建築年表 住宅編

1950

池田恵邸

1950年

札幌市北区北21条西7丁目

現存せず

池田恵

根岸組

新しい札幌の建築作品集1947-1954 札幌建築士會発行より

 池田恵さんの自邸。
 1902(M35)年徳島生まれの池田さんが、愛知県建築課を経て1938(S13)年に札幌市建築部建築課建築課長として札幌へやって来られました。戦争も終わったばかりの1950(S25)年、池田さんが48歳の時に建てられたのがこの住宅です。
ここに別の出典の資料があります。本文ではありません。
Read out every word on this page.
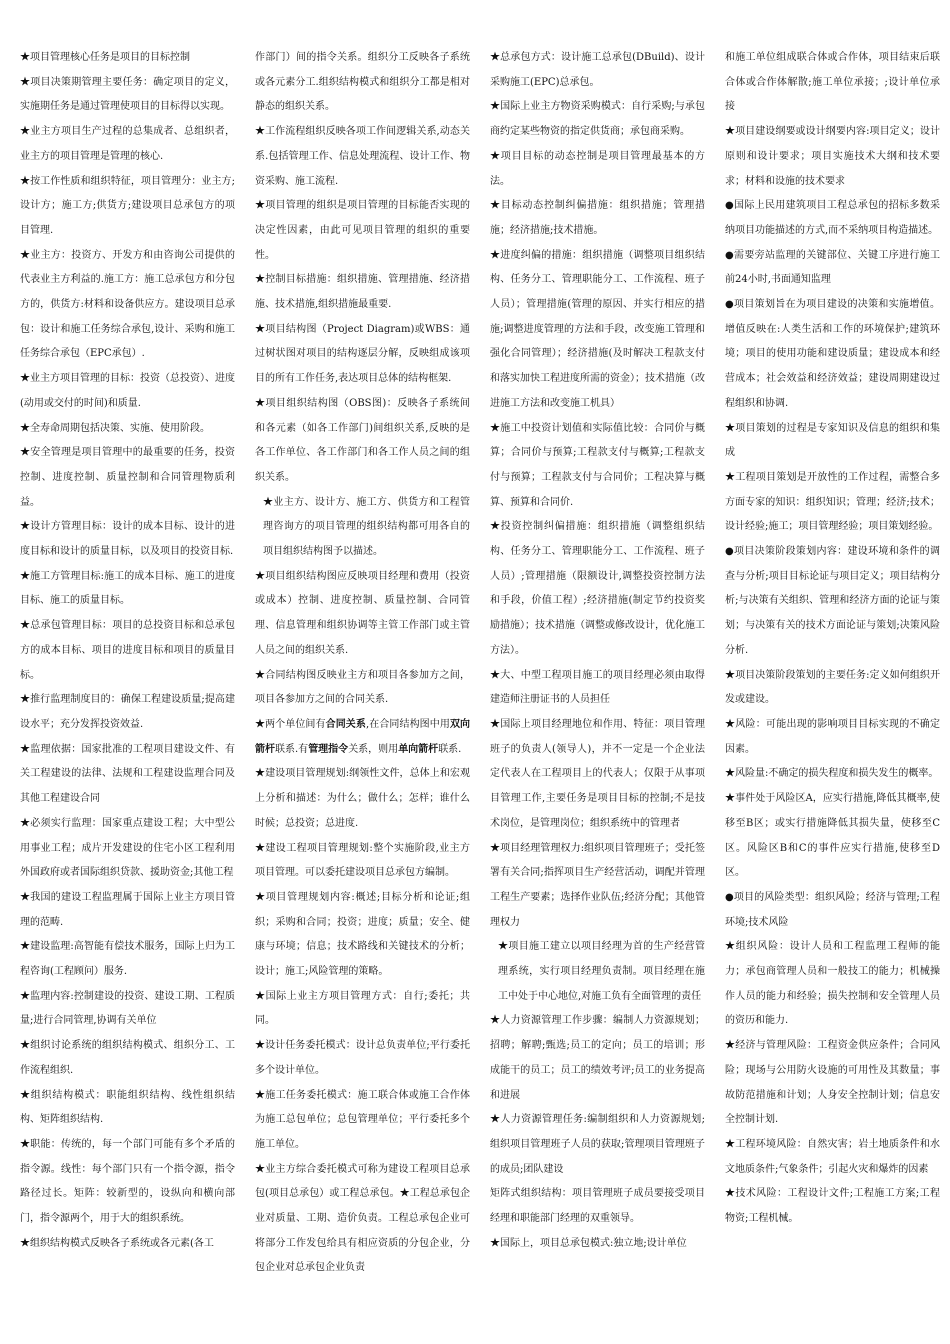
★项目管理核心任务是项目的目标控制

★项目决策期管理主要任务：确定项目的定义，实施期任务是通过管理使项目的目标得以实现。

★业主方项目生产过程的总集成者、总组织者，业主方的项目管理是管理的核心.

★按工作性质和组织特征，项目管理分：业主方;设计方；施工方;供货方;建设项目总承包方的项目管理.

★业主方：投资方、开发方和由咨询公司提供的代表业主方利益的.施工方：施工总承包方和分包方的，供货方:材料和设备供应方。建设项目总承包：设计和施工任务综合承包,设计、采购和施工任务综合承包（EPC承包）.

★业主方项目管理的目标：投资（总投资）、进度(动用或交付的时间)和质量.

★全寿命周期包括决策、实施、使用阶段。

★安全管理是项目管理中的最重要的任务，投资控制、进度控制、质量控制和合同管理物质利益。

★设计方管理目标：设计的成本目标、设计的进度目标和设计的质量目标，以及项目的投资目标.

★施工方管理目标:施工的成本目标、施工的进度目标、施工的质量目标。

★总承包管理目标：项目的总投资目标和总承包方的成本目标、项目的进度目标和项目的质量目标。

★推行监理制度目的：确保工程建设质量;提高建设水平；充分发挥投资效益.

★监理依据：国家批准的工程项目建设文件、有关工程建设的法律、法规和工程建设监理合同及其他工程建设合同

★必须实行监理：国家重点建设工程；大中型公用事业工程；成片开发建设的住宅小区工程利用外国政府或者国际组织贷款、援助资金;其他工程

★我国的建设工程监理属于国际上业主方项目管理的范畴.

★建设监理:高智能有偿技术服务，国际上归为工程咨询(工程顾问）服务.

★监理内容:控制建设的投资、建设工期、工程质量;进行合同管理,协调有关单位

★组织讨论系统的组织结构模式、组织分工、工作流程组织.

★组织结构模式：职能组织结构、线性组织结构、矩阵组织结构.

★职能：传统的，每一个部门可能有多个矛盾的指令源。线性：每个部门只有一个指令源，指令路径过长。矩阵：较新型的，设纵向和横向部门，指令源两个，用于大的组织系统。

★组织结构模式反映各子系统或各元素(各工

作部门）间的指令关系。组织分工反映各子系统或各元素分工.组织结构模式和组织分工都是相对静态的组织关系。

★工作流程组织反映各项工作间逻辑关系,动态关系.包括管理工作、信息处理流程、设计工作、物资采购、施工流程.

★项目管理的组织是项目管理的目标能否实现的决定性因素，由此可见项目管理的组织的重要性。

★控制目标措施：组织措施、管理措施、经济措施、技术措施,组织措施最重要.

★项目结构图（Project Diagram)或WBS：通过树状图对项目的结构逐层分解，反映组成该项目的所有工作任务,表达项目总体的结构框架.

★项目组织结构图（OBS图)：反映各子系统间和各元素（如各工作部门)间组织关系,反映的是各工作单位、各工作部门和各工作人员之间的组织关系。

★业主方、设计方、施工方、供货方和工程管理咨询方的项目管理的组织结构都可用各自的项目组织结构图予以描述。

★项目组织结构图应反映项目经理和费用（投资或成本）控制、进度控制、质量控制、合同管理、信息管理和组织协调等主管工作部门或主管人员之间的组织关系.

★合同结构图反映业主方和项目各参加方之间，项目各参加方之间的合同关系.

★两个单位间有合同关系,在合同结构图中用双向箭杆联系.有管理指令关系，则用单向箭杆联系.

★建设项目管理规划:纲领性文件，总体上和宏观上分析和描述：为什么；做什么；怎样；谁什么时候；总投资；总进度.

★建设工程项目管理规划:整个实施阶段,业主方项目管理。可以委托建设项目总承包方编制。

★项目管理规划内容:概述;目标分析和论证;组织；采购和合同；投资；进度；质量；安全、健康与环境；信息；技术路线和关键技术的分析；设计；施工;风险管理的策略。

★国际上业主方项目管理方式：自行;委托；共同。

★设计任务委托模式：设计总负责单位;平行委托多个设计单位。

★施工任务委托模式：施工联合体或施工合作体为施工总包单位；总包管理单位；平行委托多个施工单位。

★业主方综合委托模式可称为建设工程项目总承包(项目总承包）或工程总承包。★工程总承包企业对质量、工期、造价负责。工程总承包企业可将部分工作发包给具有相应资质的分包企业，分包企业对总承包企业负责

★总承包方式：设计施工总承包(DBuild)、设计采购施工(EPC)总承包。

★国际上业主方物资采购模式：自行采购;与承包商约定某些物资的指定供货商；承包商采购。

★项目目标的动态控制是项目管理最基本的方法。

★目标动态控制纠偏措施：组织措施；管理措施；经济措施;技术措施。

★进度纠偏的措施：组织措施（调整项目组织结构、任务分工、管理职能分工、工作流程、班子人员）；管理措施(管理的原因、并实行相应的措施;调整进度管理的方法和手段，改变施工管理和强化合同管理）；经济措施(及时解决工程款支付和落实加快工程进度所需的资金）；技术措施（改进施工方法和改变施工机具）

★施工中投资计划值和实际值比较：合同价与概算；合同价与预算;工程款支付与概算;工程款支付与预算；工程款支付与合同价；工程决算与概算、预算和合同价.

★投资控制纠偏措施：组织措施（调整组织结构、任务分工、管理职能分工、工作流程、班子人员）;管理措施（限额设计,调整投资控制方法和手段，价值工程）;经济措施(制定节约投资奖励措施）；技术措施（调整或修改设计，优化施工方法）。

★大、中型工程项目施工的项目经理必须由取得建造师注册证书的人员担任

★国际上项目经理地位和作用、特征：项目管理班子的负责人(领导人)，并不一定是一个企业法定代表人在工程项目上的代表人；仅限于从事项目管理工作,主要任务是项目目标的控制;不是技术岗位，是管理岗位；组织系统中的管理者

★项目经理管理权力:组织项目管理班子；受托签署有关合同;指挥项目生产经营活动，调配并管理工程生产要素；选择作业队伍;经济分配；其他管理权力

★项目施工建立以项目经理为首的生产经营管理系统，实行项目经理负责制。项目经理在施工中处于中心地位,对施工负有全面管理的责任

★人力资源管理工作步骤：编制人力资源规划；招聘；解聘;甄选;员工的定向；员工的培训；形成能干的员工；员工的绩效考评;员工的业务提高和进展

★人力资源管理任务:编制组织和人力资源规划;组织项目管理班子人员的获取;管理项目管理班子的成员;团队建设

矩阵式组织结构：项目管理班子成员要接受项目经理和职能部门经理的双重领导。

★国际上，项目总承包模式:独立地;设计单位

和施工单位组成联合体或合作体，项目结束后联合体或合作体解散;施工单位承接；;设计单位承接

★项目建设纲要或设计纲要内容:项目定义；设计原则和设计要求；项目实施技术大纲和技术要求；材料和设施的技术要求

●国际上民用建筑项目工程总承包的招标多数采纳项目功能描述的方式,而不采纳项目构造描述。

●需要旁站监理的关键部位、关键工序进行施工前24小时,书面通知监理

●项目策划旨在为项目建设的决策和实施增值。增值反映在:人类生活和工作的环境保护;建筑环境；项目的使用功能和建设质量；建设成本和经营成本；社会效益和经济效益；建设周期建设过程组织和协调.

★项目策划的过程是专家知识及信息的组织和集成

★工程项目策划是开放性的工作过程，需整合多方面专家的知识：组织知识；管理；经济;技术；设计经验;施工；项目管理经验；项目策划经验。

●项目决策阶段策划内容：建设环境和条件的调查与分析;项目目标论证与项目定义；项目结构分析;与决策有关组织、管理和经济方面的论证与策划；与决策有关的技术方面论证与策划;决策风险分析.

★项目决策阶段策划的主要任务:定义如何组织开发或建设。

★风险：可能出现的影响项目目标实现的不确定因素。

★风险量:不确定的损失程度和损失发生的概率。

★事件处于风险区A，应实行措施,降低其概率,使移至B区；或实行措施降低其损失量，使移至C区。风险区B和C的事件应实行措施,使移至D区。

●项目的风险类型：组织风险；经济与管理;工程环境;技术风险

★组织风险：设计人员和工程监理工程师的能力；承包商管理人员和一般技工的能力；机械操作人员的能力和经验；损失控制和安全管理人员的资历和能力.

★经济与管理风险：工程资金供应条件；合同风险；现场与公用防火设施的可用性及其数量；事故防范措施和计划；人身安全控制计划；信息安全控制计划.

★工程环境风险：自然灾害；岩土地质条件和水文地质条件;气象条件；引起火灾和爆炸的因素

★技术风险：工程设计文件;工程施工方案;工程物资;工程机械。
 余裕のある敷地には白樺の木のある花畑があり、小さな門柱と共にある三角屋根の姿が何とも穏やかな風情です。屋根勾配は緩く、羽目板と漆喰仕上げの壁面の中で白く塗装した窓枠が爽やかです。正面向かって右側リビングの窓は壁ごと跳ねだしつつ、玄関庇を兼ねた屋根でそのまま大きく被せています。

 このような意匠がまだ戦後のドタバタ時代に実現したという点に驚かされます。混乱さめやらぬ時代であっても、デザインの欲求は湧いてきたというのでしょうか。いいえ、池田さんは札幌へ来てからずっと不穏な時代を過ごしてきましたから、デザイン欲求に蓋をしつづけてきたのではなかったでしょうか。つまり、戦争中はデザインというものは余計なものであって、世間的にも隠さなければならないもの、もしくは我慢しなければならないものだったのではないでしょうか。しかし、戦争も終わって数年した時、その蓋をやっと少し開けてみたのではないかと思われるのです。明るく平和な未来を体現したような外観には、一般市民に元気や希望を与えてくれたのではないかと思います。